Breng die eigenheid mee!
25 jaar dansschool, 10 jaar vooropleiding en 5 jaar dansgroep. Danshuis Haarlem heeft heel wat te vieren dit jaar. Alle leerlingen geven samen een eindvoorstelling in de Schouwburg. De dansgroep en vooropleiding werken aan een eigen opvoering, op een andere locatie en met een speciaal thema. En er komt een dansmarathon en reünie, vertelt oprichter en leider Haya Maëla.
Een driedubbel jubileum, hoe is het allemaal begonnen 25 jaar terug?
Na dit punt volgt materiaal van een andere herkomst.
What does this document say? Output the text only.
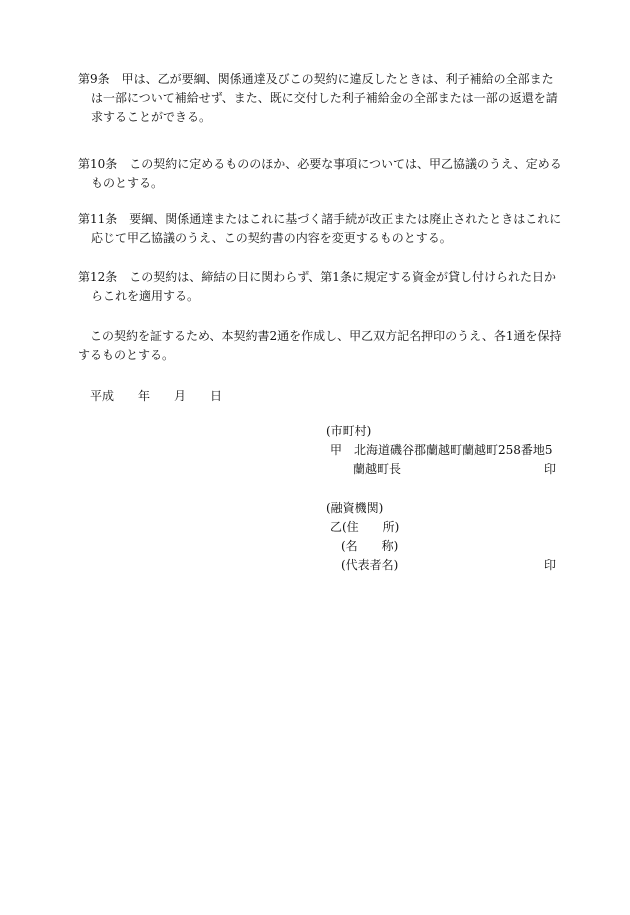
第9条　甲は、乙が要綱、関係通達及びこの契約に違反したときは、利子補給の全部また
は一部について補給せず、また、既に交付した利子補給金の全部または一部の返還を請
求することができる。
第10条　この契約に定めるもののほか、必要な事項については、甲乙協議のうえ、定める
ものとする。
第11条　要綱、関係通達またはこれに基づく諸手続が改正または廃止されたときはこれに
応じて甲乙協議のうえ、この契約書の内容を変更するものとする。
第12条　この契約は、締結の日に関わらず、第1条に規定する資金が貸し付けられた日か
らこれを適用する。
　この契約を証するため、本契約書2通を作成し、甲乙双方記名押印のうえ、各1通を保持
するものとする。
平成　　年　　月　　日
(市町村)
甲　北海道磯谷郡蘭越町蘭越町258番地5
蘭越町長	印
(融資機関)
乙(住　　所)
(名　　称)
(代表者名)	印
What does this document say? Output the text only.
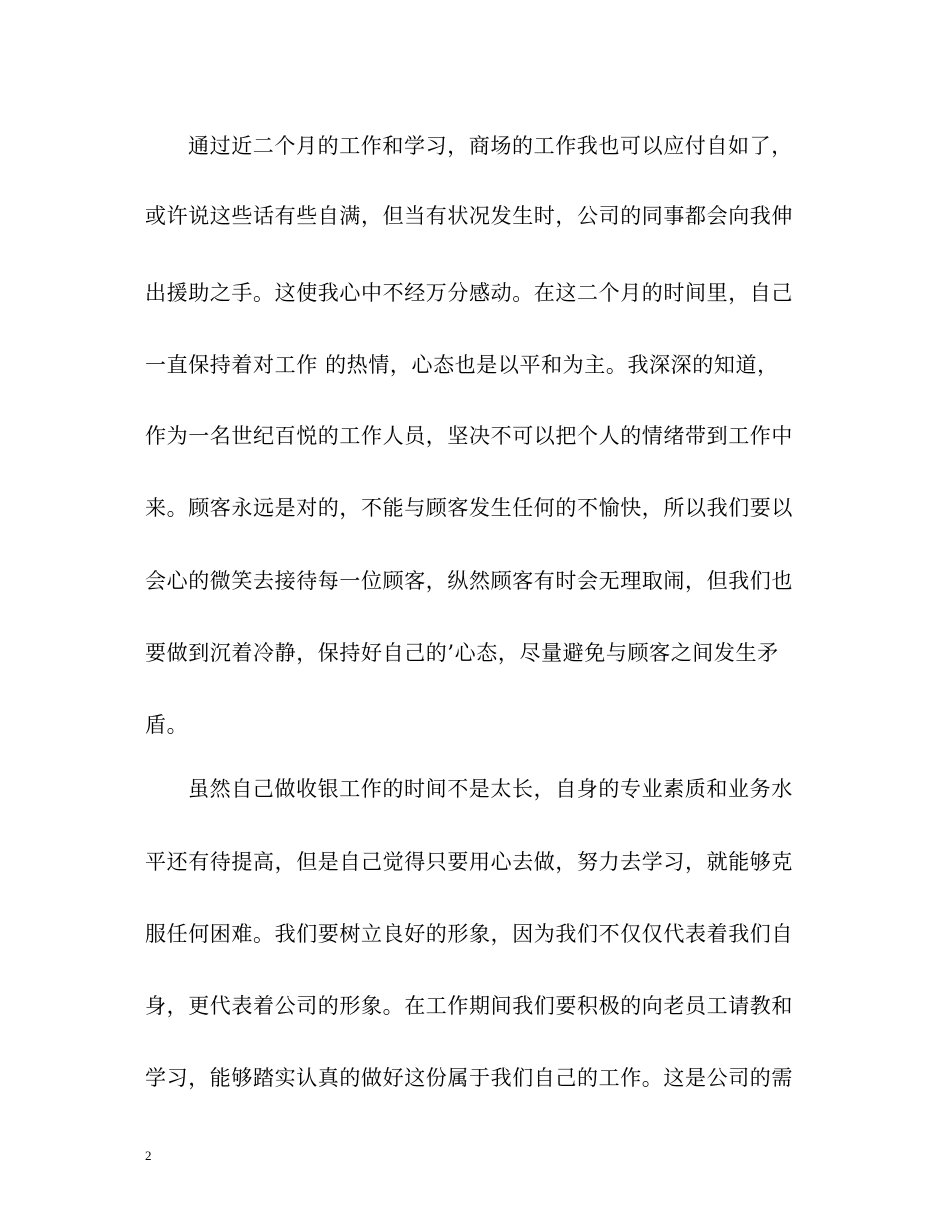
通过近二个月的工作和学习，商场的工作我也可以应付自如了，
或许说这些话有些自满，但当有状况发生时，公司的同事都会向我伸
出援助之手。这使我心中不经万分感动。在这二个月的时间里，自己
一直保持着对工作 的热情，心态也是以平和为主。我深深的知道，
作为一名世纪百悦的工作人员，坚决不可以把个人的情绪带到工作中
来。顾客永远是对的，不能与顾客发生任何的不愉快，所以我们要以
会心的微笑去接待每一位顾客，纵然顾客有时会无理取闹，但我们也
要做到沉着冷静，保持好自己的’心态，尽量避免与顾客之间发生矛
盾。
虽然自己做收银工作的时间不是太长，自身的专业素质和业务水
平还有待提高，但是自己觉得只要用心去做，努力去学习，就能够克
服任何困难。我们要树立良好的形象，因为我们不仅仅代表着我们自
身，更代表着公司的形象。在工作期间我们要积极的向老员工请教和
学习，能够踏实认真的做好这份属于我们自己的工作。这是公司的需
2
Na in Spanje en België te hebben gedanst, kon ik in Haarlem als docent bij een andere dansschool aan de slag. Toen ik daar na twee jaar om bepaalde redenen plotseling weg moest, dacht ik, ja, maar ik ga toch verder, ik vind het zo leuk. En ik zat vol met ideeën. Dus ben ik met 45 leerlingen voor mezelf begonnen in cultureel centrum De Egelantier in Haarlem. Daar kon je gewoon per uur iets huren en als het niet lukte kon je het weer opzeggen. Dat ging heel gemakkelijk. En zo had ik ineens mijn eigen dansschool. Balletstudio Haya Maëla heette deze toen, ‘voor de meer gemotiveerde en/of getalenteerde leerling vanaf 12 jaar’.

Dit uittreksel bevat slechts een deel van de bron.